UpyD, de entrada, no consigue en el País Vasco arrancar votos del constitucionalismo, entre otras cosas porque en aquella Comunidad casi todo el mundo recuerda la complicidad que en su momento tuvo Rosa Díez con el nacionalismo y como apadrinaba campañas de sentimiento nacionalista como aquel Ven y cuéntalo.
Pero es que, recientemente, quien hace bandera de su compromiso con las víctimas y contra ETA, resulta que fue la única dirigente de un partido nacional que no acudió ni al funeral ni a la manifestación posterior en memoria del empresario Ignacio Uría, asesinado por ETA.
Del mismo modo, de acuerdo con esa falta de compromiso con sus ideales y de deslealtad con sus votantes, la líder del UPyD ni siquiera tuvo la decencia de acudir a los actos públicos de homenaje a la Constitución en su Trigésimo aniversario.

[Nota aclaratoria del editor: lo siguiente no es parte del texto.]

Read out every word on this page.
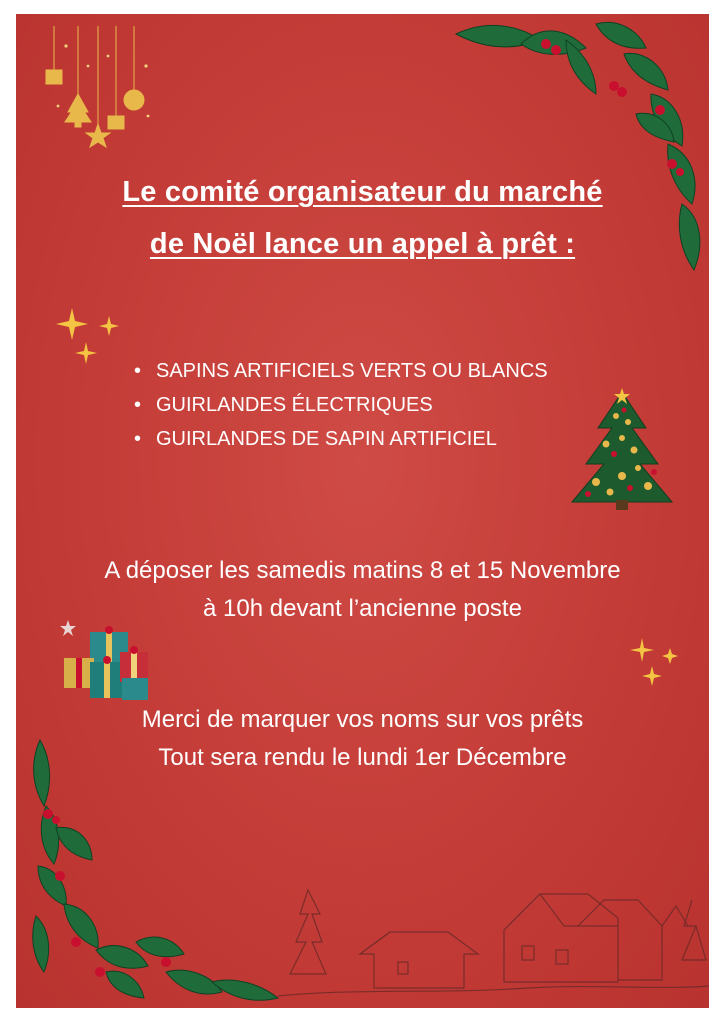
Le comité organisateur du marché
de Noël lance un appel à prêt :
• SAPINS ARTIFICIELS VERTS OU BLANCS
• GUIRLANDES ÉLECTRIQUES
• GUIRLANDES DE SAPIN ARTIFICIEL
A déposer les samedis matins 8 et 15 Novembre
à 10h devant l’ancienne poste
Merci de marquer vos noms sur vos prêts
Tout sera rendu le lundi 1er Décembre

Ella, que va por la vida de firme defensora del castellano y que hace campaña en Galicia en contra del gallego, se abstiene en el Parlamento cuando se votan proposiciones por el derecho al aprendizaje en castellano presentadas por el PP.
Lo fácil, desde una opción política sin visos de llegar a ser alternativa de gobierno, es mantener un discurso imposible contra el actual modelo autonómico, un discurso oportunista que cambiaría radicalmente el día que tuviera una mínima opción…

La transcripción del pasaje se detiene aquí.